Ennahdha tente ainsi de maîtriser les diverses milices islamistes, pour que la violence, suffisamment élevé pour maintenir sur le terrain cette présence terrorisante qui inhibe les mobilisations sociales, tout en imprimant à la société une teinte islamiste, reste en même temps à un niveau suffisamment bas pour ne pas gêner les intérêts capitalistes. Et si certaines milices tentent de la dépasser, elle n’hésite pas à les réprimer. Un affrontement entre police et salafistes le 13 avril s’est achevé par la mort d’un salafiste par un tir à balle réelle, montrant la détermination d’Ennahdha à contrôler la situation.

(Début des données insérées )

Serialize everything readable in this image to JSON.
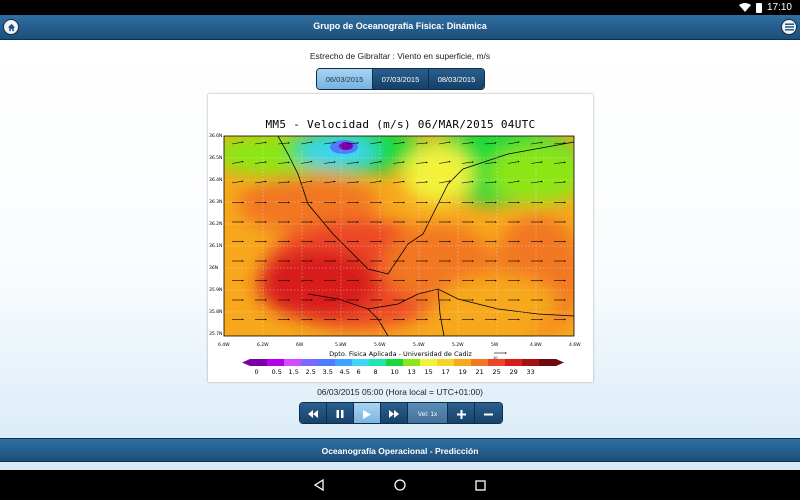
{
  "status": {
    "time": "17:10"
  },
  "header": {
    "title": "Grupo de Oceanografía Física: Dinámica"
  },
  "page": {
    "subtitle": "Estrecho de Gibraltar : Viento en superficie, m/s"
  },
  "date_tabs": [
    {
      "label": "06/03/2015",
      "active": true
    },
    {
      "label": "07/03/2015",
      "active": false
    },
    {
      "label": "08/03/2015",
      "active": false
    }
  ],
  "map": {
    "title": "MM5 - Velocidad (m/s)  06/MAR/2015 04UTC",
    "credit": "Dpto. Fisica Aplicada - Universidad de Cadiz",
    "ref_arrow_label": "10",
    "lat_labels": [
      "36.6N",
      "36.5N",
      "36.4N",
      "36.3N",
      "36.2N",
      "36.1N",
      "36N",
      "35.9N",
      "35.8N",
      "35.7N"
    ],
    "lon_labels": [
      "6.4W",
      "6.2W",
      "6W",
      "5.8W",
      "5.6W",
      "5.4W",
      "5.2W",
      "5W",
      "4.8W",
      "4.6W"
    ],
    "colorbar_ticks": [
      "0",
      "0.5",
      "1.5",
      "2.5",
      "3.5",
      "4.5",
      "6",
      "8",
      "10",
      "13",
      "15",
      "17",
      "19",
      "21",
      "25",
      "29",
      "33"
    ],
    "colorbar_colors": [
      "#7a00a8",
      "#b400e6",
      "#d24bff",
      "#7a6bff",
      "#4d7cff",
      "#3da3ff",
      "#3dd6f5",
      "#22e6b0",
      "#19d93a",
      "#8ce619",
      "#f2f23a",
      "#f5d327",
      "#f7a81c",
      "#f27722",
      "#ec4628",
      "#d81b1b",
      "#a50f15",
      "#6e0a0e"
    ]
  },
  "timestamp": "06/03/2015 05:00 (Hora local = UTC+01:00)",
  "controls": {
    "speed_label": "Vel: 1x"
  },
  "footer": {
    "title": "Oceanografía Operacional - Predicción"
  }
}
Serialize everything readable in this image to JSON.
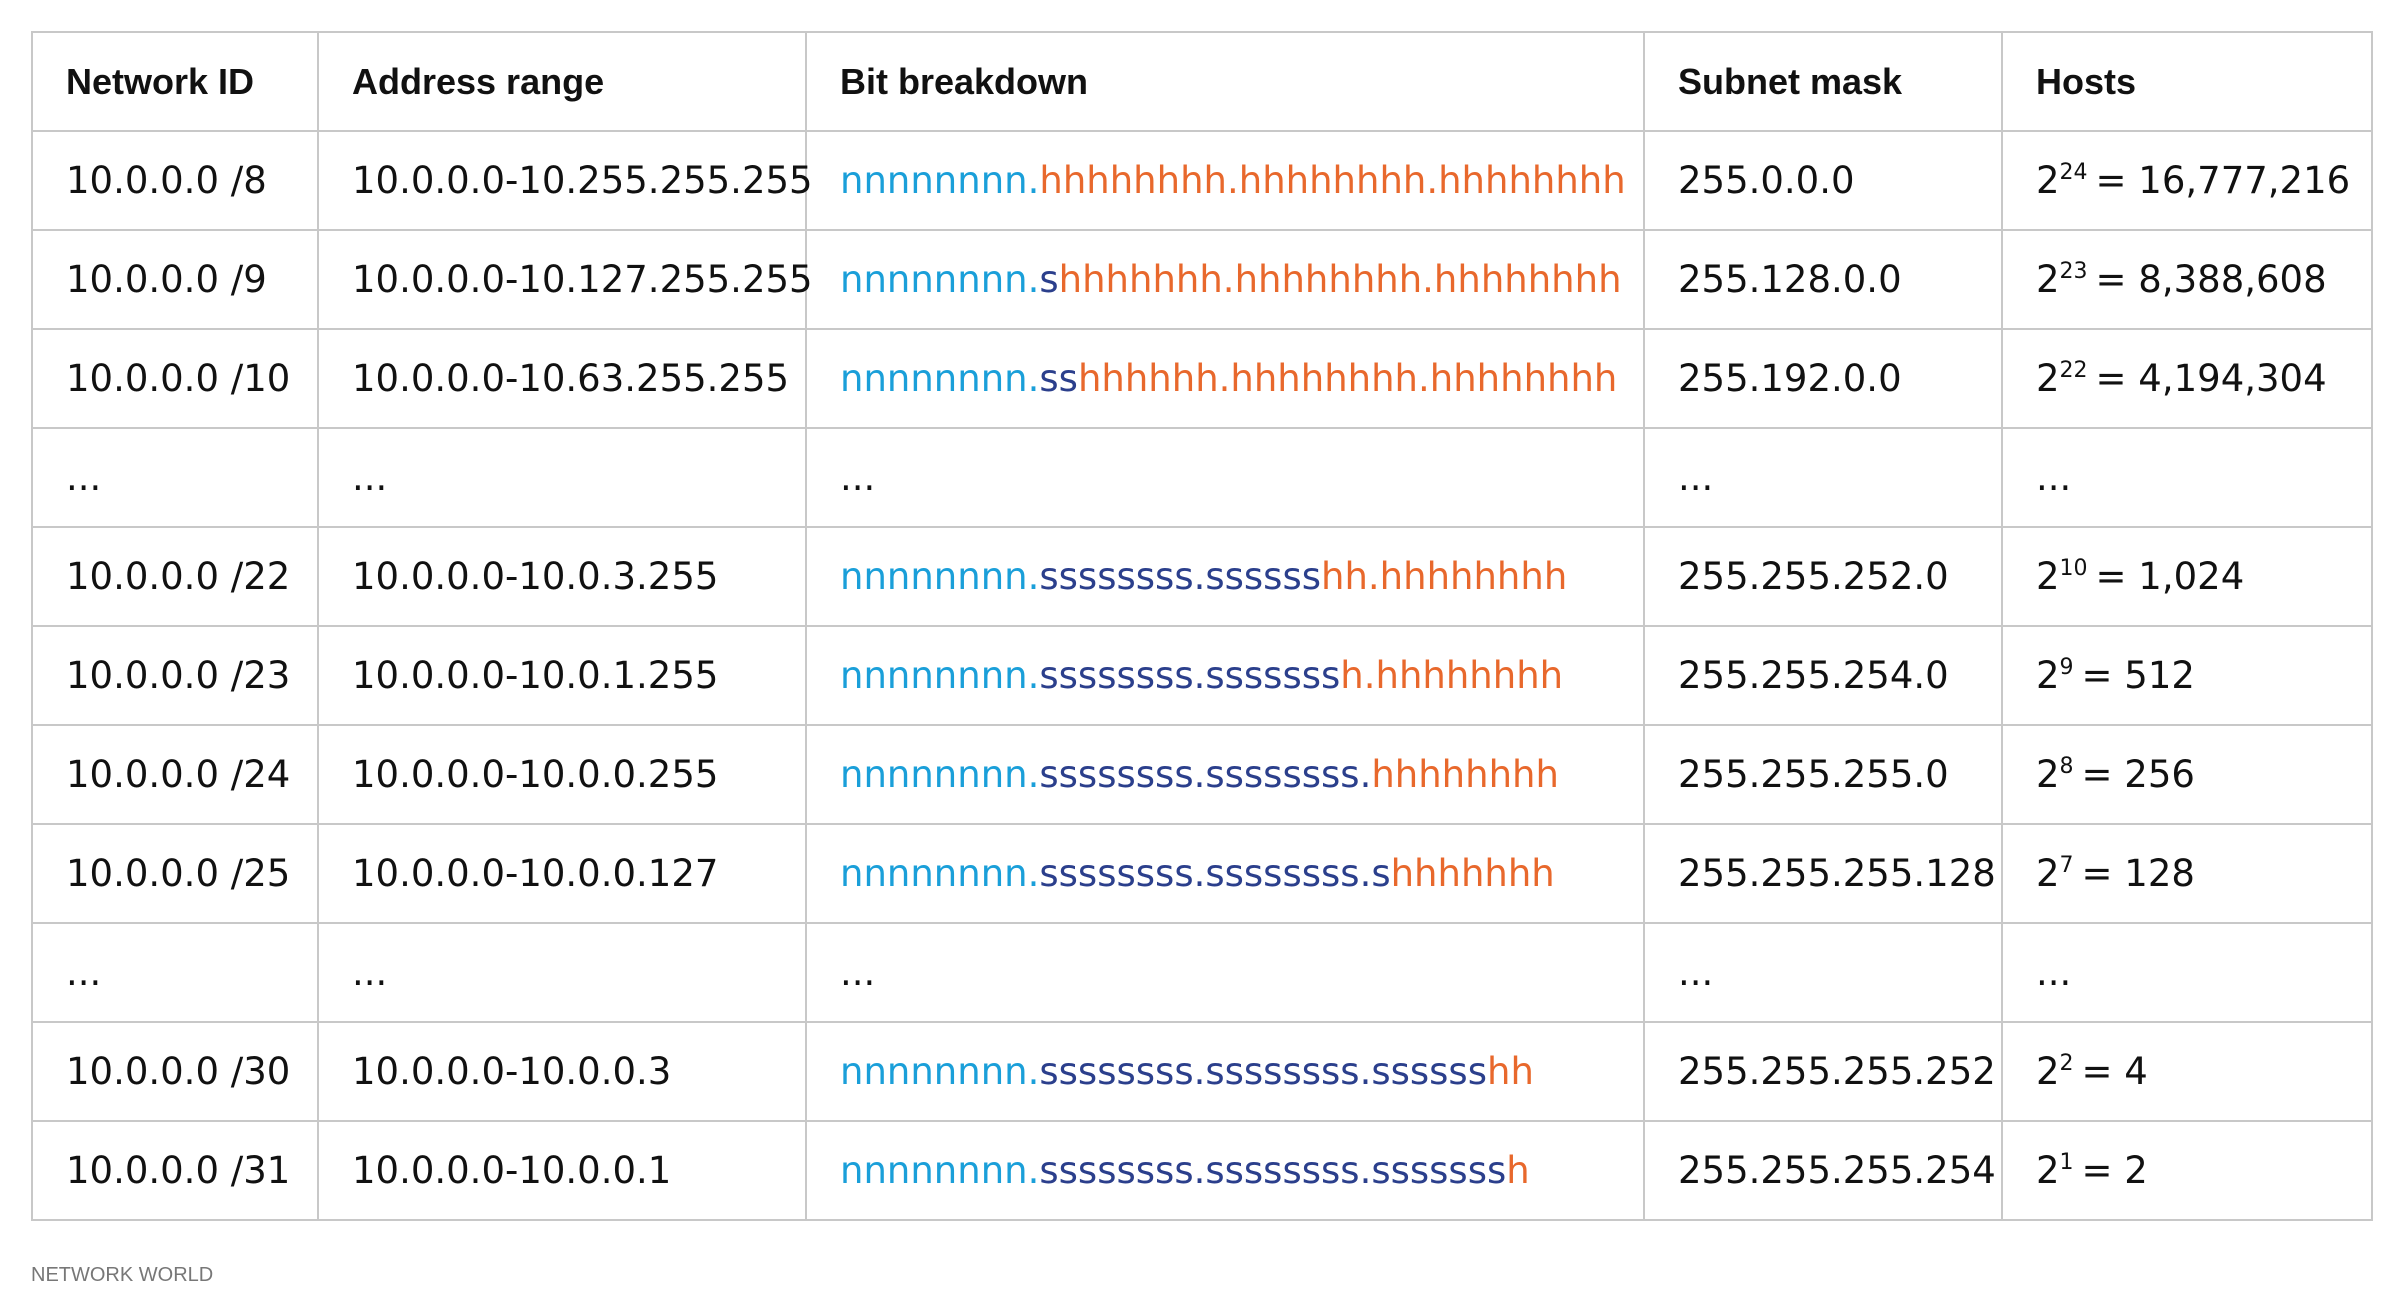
{
  "table": {
    "header": [
      "Network ID",
      "Address range",
      "Bit breakdown",
      "Subnet mask",
      "Hosts"
    ],
    "rows": [
      {
        "network_id": "10.0.0.0 /8",
        "address_range": "10.0.0.0-10.255.255.255",
        "bits": {
          "network": "nnnnnnnn.",
          "host": "hhhhhhhh.hhhhhhhh.hhhhhhhh"
        },
        "mask": "255.0.0.0",
        "hosts": {
          "base": "2",
          "exponent": "24",
          "value": "= 16,777,216"
        }
      },
      {
        "network_id": "10.0.0.0 /9",
        "address_range": "10.0.0.0-10.127.255.255",
        "bits": {
          "network": "nnnnnnnn.",
          "subnet": "s",
          "host": "hhhhhhh.hhhhhhhh.hhhhhhhh"
        },
        "mask": "255.128.0.0",
        "hosts": {
          "base": "2",
          "exponent": "23",
          "value": "= 8,388,608"
        }
      },
      {
        "network_id": "10.0.0.0 /10",
        "address_range": "10.0.0.0-10.63.255.255",
        "bits": {
          "network": "nnnnnnnn.",
          "subnet": "ss",
          "host": "hhhhhh.hhhhhhhh.hhhhhhhh"
        },
        "mask": "255.192.0.0",
        "hosts": {
          "base": "2",
          "exponent": "22",
          "value": "= 4,194,304"
        }
      },
      {
        "network_id": "...",
        "address_range": "...",
        "bits": "...",
        "mask": "...",
        "hosts": "..."
      },
      {
        "network_id": "10.0.0.0 /22",
        "address_range": "10.0.0.0-10.0.3.255",
        "bits": {
          "network": "nnnnnnnn.",
          "subnet": "ssssssss.ssssss",
          "host": "hh.hhhhhhhh"
        },
        "mask": "255.255.252.0",
        "hosts": {
          "base": "2",
          "exponent": "10",
          "value": "= 1,024"
        }
      },
      {
        "network_id": "10.0.0.0 /23",
        "address_range": "10.0.0.0-10.0.1.255",
        "bits": {
          "network": "nnnnnnnn.",
          "subnet": "ssssssss.sssssss",
          "host": "h.hhhhhhhh"
        },
        "mask": "255.255.254.0",
        "hosts": {
          "base": "2",
          "exponent": "9",
          "value": "= 512"
        }
      },
      {
        "network_id": "10.0.0.0 /24",
        "address_range": "10.0.0.0-10.0.0.255",
        "bits": {
          "network": "nnnnnnnn.",
          "subnet": "ssssssss.ssssssss.",
          "host": "hhhhhhhh"
        },
        "mask": "255.255.255.0",
        "hosts": {
          "base": "2",
          "exponent": "8",
          "value": "= 256"
        }
      },
      {
        "network_id": "10.0.0.0 /25",
        "address_range": "10.0.0.0-10.0.0.127",
        "bits": {
          "network": "nnnnnnnn.",
          "subnet": "ssssssss.ssssssss.s",
          "host": "hhhhhhh"
        },
        "mask": "255.255.255.128",
        "hosts": {
          "base": "2",
          "exponent": "7",
          "value": "= 128"
        }
      },
      {
        "network_id": "...",
        "address_range": "...",
        "bits": "...",
        "mask": "...",
        "hosts": "..."
      },
      {
        "network_id": "10.0.0.0 /30",
        "address_range": "10.0.0.0-10.0.0.3",
        "bits": {
          "network": "nnnnnnnn.",
          "subnet": "ssssssss.ssssssss.ssssss",
          "host": "hh"
        },
        "mask": "255.255.255.252",
        "hosts": {
          "base": "2",
          "exponent": "2",
          "value": "= 4"
        }
      },
      {
        "network_id": "10.0.0.0 /31",
        "address_range": "10.0.0.0-10.0.0.1",
        "bits": {
          "network": "nnnnnnnn.",
          "subnet": "ssssssss.ssssssss.sssssss",
          "host": "h"
        },
        "mask": "255.255.255.254",
        "hosts": {
          "base": "2",
          "exponent": "1",
          "value": "= 2"
        }
      }
    ]
  },
  "footer": "NETWORK WORLD"
}
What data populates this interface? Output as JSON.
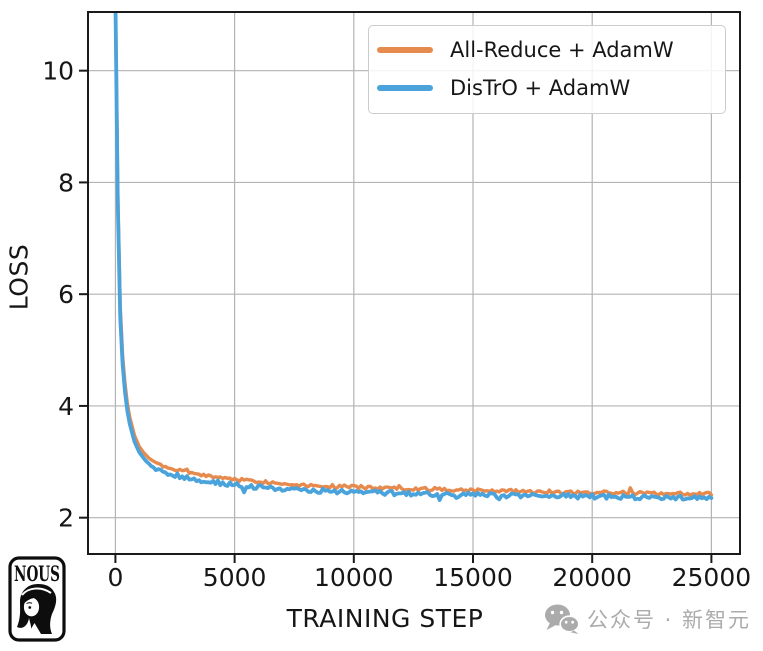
{
  "chart_data": {
    "type": "line",
    "title": "",
    "xlabel": "TRAINING STEP",
    "ylabel": "LOSS",
    "xlim": [
      -1150,
      26200
    ],
    "ylim": [
      1.35,
      11.05
    ],
    "x_ticks": [
      0,
      5000,
      10000,
      15000,
      20000,
      25000
    ],
    "y_ticks": [
      2,
      4,
      6,
      8,
      10
    ],
    "grid": true,
    "grid_color": "#b3b3b3",
    "spine_color": "#1a1a1a",
    "tick_label_color": "#161616",
    "legend_position": "upper right",
    "series": [
      {
        "name": "All-Reduce + AdamW",
        "color": "#e78a4e",
        "points": [
          [
            0,
            11.3
          ],
          [
            50,
            9.5
          ],
          [
            100,
            7.8
          ],
          [
            150,
            6.6
          ],
          [
            200,
            5.8
          ],
          [
            300,
            4.9
          ],
          [
            400,
            4.4
          ],
          [
            500,
            4.05
          ],
          [
            600,
            3.8
          ],
          [
            800,
            3.47
          ],
          [
            1000,
            3.27
          ],
          [
            1300,
            3.1
          ],
          [
            1600,
            3.0
          ],
          [
            2000,
            2.92
          ],
          [
            2500,
            2.86
          ],
          [
            3000,
            2.81
          ],
          [
            3500,
            2.77
          ],
          [
            4000,
            2.74
          ],
          [
            5000,
            2.69
          ],
          [
            6000,
            2.65
          ],
          [
            7000,
            2.61
          ],
          [
            8000,
            2.585
          ],
          [
            9000,
            2.565
          ],
          [
            10000,
            2.55
          ],
          [
            12000,
            2.525
          ],
          [
            14000,
            2.505
          ],
          [
            16000,
            2.485
          ],
          [
            18000,
            2.465
          ],
          [
            20000,
            2.45
          ],
          [
            22000,
            2.44
          ],
          [
            24000,
            2.43
          ],
          [
            25000,
            2.425
          ]
        ]
      },
      {
        "name": "DisTrO + AdamW",
        "color": "#4ba3dc",
        "points": [
          [
            0,
            11.3
          ],
          [
            50,
            9.3
          ],
          [
            100,
            7.6
          ],
          [
            150,
            6.4
          ],
          [
            200,
            5.6
          ],
          [
            300,
            4.75
          ],
          [
            400,
            4.25
          ],
          [
            500,
            3.92
          ],
          [
            600,
            3.68
          ],
          [
            800,
            3.36
          ],
          [
            1000,
            3.17
          ],
          [
            1300,
            3.0
          ],
          [
            1600,
            2.9
          ],
          [
            2000,
            2.82
          ],
          [
            2500,
            2.76
          ],
          [
            3000,
            2.71
          ],
          [
            3500,
            2.67
          ],
          [
            4000,
            2.64
          ],
          [
            5000,
            2.59
          ],
          [
            6000,
            2.55
          ],
          [
            7000,
            2.52
          ],
          [
            8000,
            2.49
          ],
          [
            9000,
            2.47
          ],
          [
            10000,
            2.455
          ],
          [
            12000,
            2.435
          ],
          [
            14000,
            2.415
          ],
          [
            16000,
            2.4
          ],
          [
            18000,
            2.39
          ],
          [
            20000,
            2.38
          ],
          [
            22000,
            2.37
          ],
          [
            24000,
            2.355
          ],
          [
            25000,
            2.35
          ]
        ]
      }
    ]
  },
  "branding": {
    "logo_text": "NOUS"
  },
  "watermark": {
    "text": "公众号 · 新智元",
    "icon": "wechat-icon",
    "color": "#ababab"
  }
}
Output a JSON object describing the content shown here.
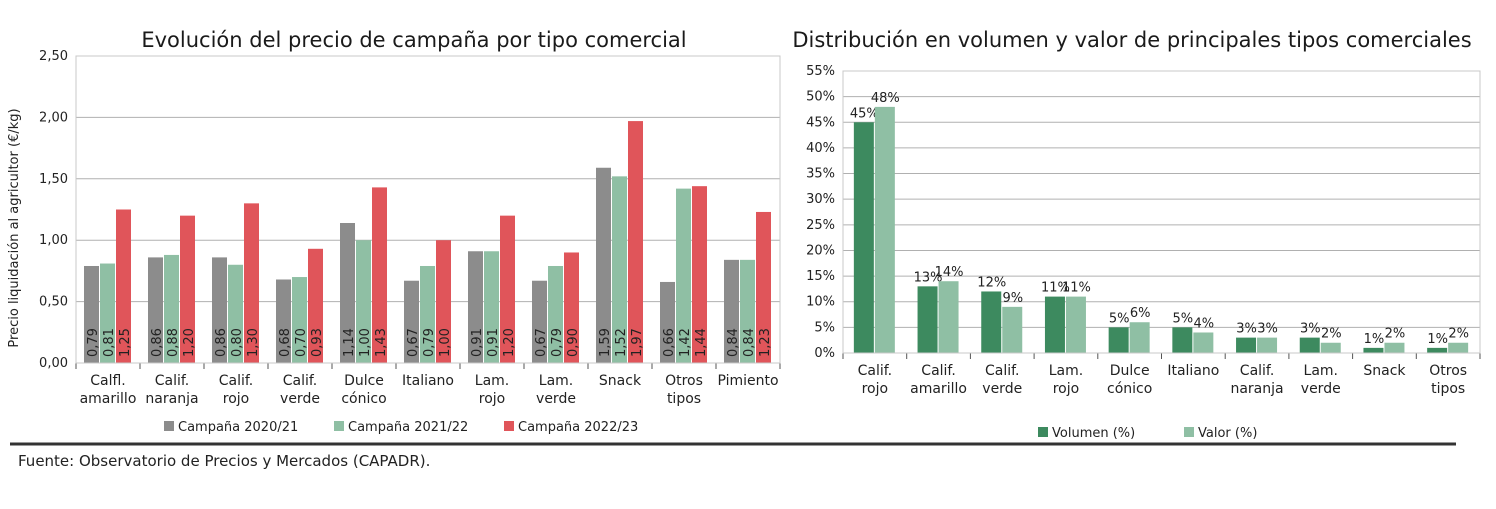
{
  "chart_data": [
    {
      "type": "bar",
      "title": "Evolución del precio de campaña por tipo comercial",
      "ylabel": "Precio liquidación al agricultor (€/kg)",
      "xlabel": "",
      "ylim": [
        0,
        2.5
      ],
      "yticks": [
        "0,00",
        "0,50",
        "1,00",
        "1,50",
        "2,00",
        "2,50"
      ],
      "grid": true,
      "legend": "bottom",
      "categories": [
        [
          "Calfl.",
          "amarillo"
        ],
        [
          "Calif.",
          "naranja"
        ],
        [
          "Calif.",
          "rojo"
        ],
        [
          "Calif.",
          "verde"
        ],
        [
          "Dulce",
          "cónico"
        ],
        [
          "Italiano"
        ],
        [
          "Lam.",
          "rojo"
        ],
        [
          "Lam.",
          "verde"
        ],
        [
          "Snack"
        ],
        [
          "Otros",
          "tipos"
        ],
        [
          "Pimiento"
        ]
      ],
      "series": [
        {
          "name": "Campaña 2020/21",
          "color": "#8c8c8c",
          "values": [
            0.79,
            0.86,
            0.86,
            0.68,
            1.14,
            0.67,
            0.91,
            0.67,
            1.59,
            0.66,
            0.84
          ],
          "labels": [
            "0,79",
            "0,86",
            "0,86",
            "0,68",
            "1,14",
            "0,67",
            "0,91",
            "0,67",
            "1,59",
            "0,66",
            "0,84"
          ]
        },
        {
          "name": "Campaña 2021/22",
          "color": "#8fbfa4",
          "values": [
            0.81,
            0.88,
            0.8,
            0.7,
            1.0,
            0.79,
            0.91,
            0.79,
            1.52,
            1.42,
            0.84
          ],
          "labels": [
            "0,81",
            "0,88",
            "0,80",
            "0,70",
            "1,00",
            "0,79",
            "0,91",
            "0,79",
            "1,52",
            "1,42",
            "0,84"
          ]
        },
        {
          "name": "Campaña 2022/23",
          "color": "#e0555a",
          "values": [
            1.25,
            1.2,
            1.3,
            0.93,
            1.43,
            1.0,
            1.2,
            0.9,
            1.97,
            1.44,
            1.23
          ],
          "labels": [
            "1,25",
            "1,20",
            "1,30",
            "0,93",
            "1,43",
            "1,00",
            "1,20",
            "0,90",
            "1,97",
            "1,44",
            "1,23"
          ]
        }
      ]
    },
    {
      "type": "bar",
      "title": "Distribución en volumen y valor de principales tipos comerciales",
      "xlabel": "",
      "ylabel": "",
      "ylim": [
        0,
        55
      ],
      "yticks": [
        "0%",
        "5%",
        "10%",
        "15%",
        "20%",
        "25%",
        "30%",
        "35%",
        "40%",
        "45%",
        "50%",
        "55%"
      ],
      "grid": true,
      "legend": "bottom",
      "categories": [
        [
          "Calif.",
          "rojo"
        ],
        [
          "Calif.",
          "amarillo"
        ],
        [
          "Calif.",
          "verde"
        ],
        [
          "Lam.",
          "rojo"
        ],
        [
          "Dulce",
          "cónico"
        ],
        [
          "Italiano"
        ],
        [
          "Calif.",
          "naranja"
        ],
        [
          "Lam.",
          "verde"
        ],
        [
          "Snack"
        ],
        [
          "Otros",
          "tipos"
        ]
      ],
      "series": [
        {
          "name": "Volumen (%)",
          "color": "#3d8a5f",
          "values": [
            45,
            13,
            12,
            11,
            5,
            5,
            3,
            3,
            1,
            1
          ],
          "labels": [
            "45%",
            "13%",
            "12%",
            "11%",
            "5%",
            "5%",
            "3%",
            "3%",
            "1%",
            "1%"
          ]
        },
        {
          "name": "Valor (%)",
          "color": "#8fbfa4",
          "values": [
            48,
            14,
            9,
            11,
            6,
            4,
            3,
            2,
            2,
            2
          ],
          "labels": [
            "48%",
            "14%",
            "9%",
            "11%",
            "6%",
            "4%",
            "3%",
            "2%",
            "2%",
            "2%"
          ]
        }
      ]
    }
  ],
  "source": "Fuente: Observatorio de Precios y Mercados (CAPADR)."
}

Les choix économiques d’Ennahdha
Sur le plan économique, Ennahdha multiplie les garanties aux puissances impérialistes. Un avant-projet de nouveau code de l’investissement a été présenté par le ministre des finances devant les élus français, avant de l’être devant l’assemblée constituante tunisienne ! Il prévoit pour les capitalistes étrangers la possibilité de posséder jusqu’à 30 % des terres agricoles tunisiennes et de bénéficier, en cas d’activités totalement exportatrices, de cadeaux fiscaux de taille ainsi que d’un financement par l’Etat tunisien des salaires des ouvriers agricoles. Le gouvernement s’est aussi engagé à mener un énième plan d’ajustement structurel, condition d’accès à un nouveau crédit du FMI qui s’élèverait à 1, 75 milliard de dollars.
La contrepartie de ces garanties commence à se voir au niveau européen : l’Allemagne s’apprête à faire de nouveaux investissements dans le pays. Le gouvernement français multiplie les rencontres avec les responsables d’Ennahdha, révélant l’hypocrisie des déclarations de Valls sur la montée d’un fascisme islamiste en Tunisie. Il faut dire qu’avec de telles garanties pour leurs intérêts, les impérialistes sont tranquilles.
On ne doit donc pas s’étonner du soutien apporté par les anciens dirigeants benalistes au mouvement islamiste Ennahdha. On retrouve à leur tête Béji Caïd Essebsi. Cet ancien ministre de l’intérieur de Bourguiba et ancien président de l’assemblée nationale sous Ben Ali a été premier ministre du 27 février au 23 octobre 2011. Il est aujourd’hui le chef de file des « modernistes » regroupés dans Nidaa Tounes (« Appel de la Tunisie ») et s’opposant à Ennahdha sur le thème de la laïcité. Mais quand il était au pouvoir courant 2011, et même après l’élection de l’assemblée constituante, il les a ouvertement soutenus par moments. La bourgeoisie était en fait à la recherche d’une organisation pour la représenter dans les institutions et les benalistes ont été un temps obligés de se faire discrets.
Le « modernisme » affiché par Essebsi n’est donc qu’un vernis publicitaire pour un contenu politique réactionnaire et ultralibéral. Au fond, il est aussi compatible avec l’islam politique qu’Ennahdha est soluble dans l’ordre mondial impérialiste. Les divergences affichées ne correspondent qu’à une compétition pour représenter la bourgeoisie et ses intérêts. Dans cette compétition, Ennahdha s’avère être une organisation politique efficace qui parvient à gérer les difficultés, réussit à maintenir son pouvoir et à bénéficier de la bienveillance des puissances impérialistes, à chaque fois que l’ennemi commun – la classe ouvrière – révèle son potentiel. De leur côté, les « modernistes » ont déjà fait la preuve, quand Essebsi était premier ministre, de leur détermination à réprimer le mouvement ouvrier. C’était ce qu’ils appelaient alors le maintien du « prestige de l’Etat ».